Grave of Bill Griner, New Ramah Cemetery, Ray City, GA. Image source: Robert Strickland

Grave of Bill Griner, New Ramah Cemetery, Ray City, GA. Image source: Robert Strickland

William E. “Bill” Griner (1902-1984), son of Sarah and D. Edwin Griner,  was the custodian at the Ray City School. He came to school very early every day and built a fire in the pot-bellied stove in every room. There were four classrooms and the soup kitchen in the old wooden building. In the brick building there were six classrooms, the principal’s office and the laboratory, each with their own stove.  At Christmas, every student brought Bill a gift.

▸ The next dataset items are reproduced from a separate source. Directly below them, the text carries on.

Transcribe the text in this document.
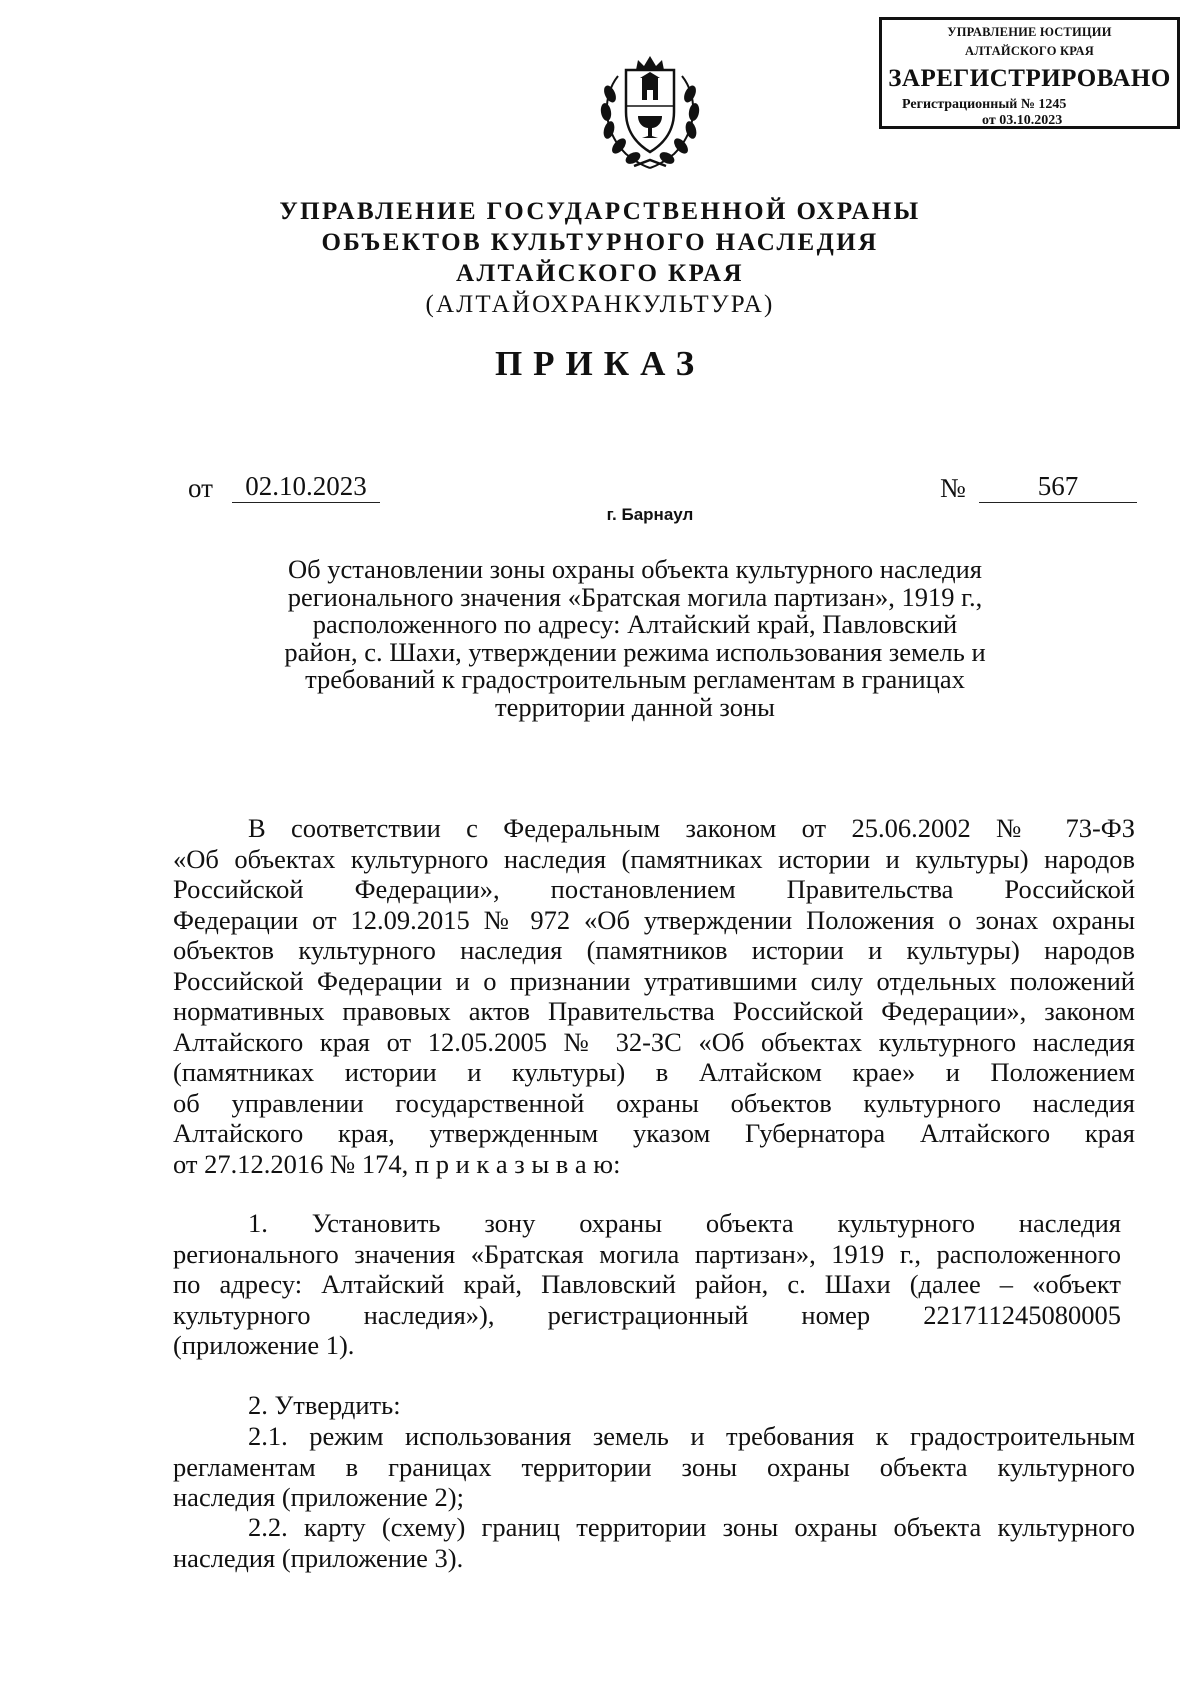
УПРАВЛЕНИЕ ЮСТИЦИИ
АЛТАЙСКОГО КРАЯ
ЗАРЕГИСТРИРОВАНО
Регистрационный № 1245
от 03.10.2023
УПРАВЛЕНИЕ ГОСУДАРСТВЕННОЙ ОХРАНЫ
ОБЪЕКТОВ КУЛЬТУРНОГО НАСЛЕДИЯ
АЛТАЙСКОГО КРАЯ
(АЛТАЙОХРАНКУЛЬТУРА)
ПРИКАЗ
от	02.10.2023	№	567
г. Барнаул
Об установлении зоны охраны объекта культурного наследия
регионального значения «Братская могила партизан», 1919 г.,
расположенного по адресу: Алтайский край, Павловский
район, с. Шахи, утверждении режима использования земель и
требований к градостроительным регламентам в границах
территории данной зоны
В соответствии с Федеральным законом от 25.06.2002 № 73-ФЗ
«Об объектах культурного наследия (памятниках истории и культуры) народов
Российской Федерации», постановлением Правительства Российской
Федерации от 12.09.2015 № 972 «Об утверждении Положения о зонах охраны
объектов культурного наследия (памятников истории и культуры) народов
Российской Федерации и о признании утратившими силу отдельных положений
нормативных правовых актов Правительства Российской Федерации», законом
Алтайского края от 12.05.2005 № 32-ЗС «Об объектах культурного наследия
(памятниках истории и культуры) в Алтайском крае» и Положением
об управлении государственной охраны объектов культурного наследия
Алтайского края, утвержденным указом Губернатора Алтайского края
от 27.12.2016 № 174, п р и к а з ы в а ю:
1. Установить зону охраны объекта культурного наследия
регионального значения «Братская могила партизан», 1919 г., расположенного
по адресу: Алтайский край, Павловский район, с. Шахи (далее – «объект
культурного наследия»), регистрационный номер 221711245080005
(приложение 1).
2. Утвердить:
2.1. режим использования земель и требования к градостроительным
регламентам в границах территории зоны охраны объекта культурного
наследия (приложение 2);
2.2. карту (схему) границ территории зоны охраны объекта культурного
наследия (приложение 3).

Bill Griner had a home on Main Street in Ray City.  This home was an unpainted, low, wooden bungalow on the north side of Main Street on the block of land between Ward Street and Samuel Street. His neighbors to the west were the family of Caulie and Marietta Smith.

It appears that after the death of Robert L. Griner, Tessie Vining Griner and her daughter Sadie moved in with William E. “Bill” Griner.  Sadie had a son nicknamed Peanut, and although Bill himself had only two years of formal schooling, he worked hard to make sure that Peanut made it through high school. Peanut later became a policeman at Remerton, GA.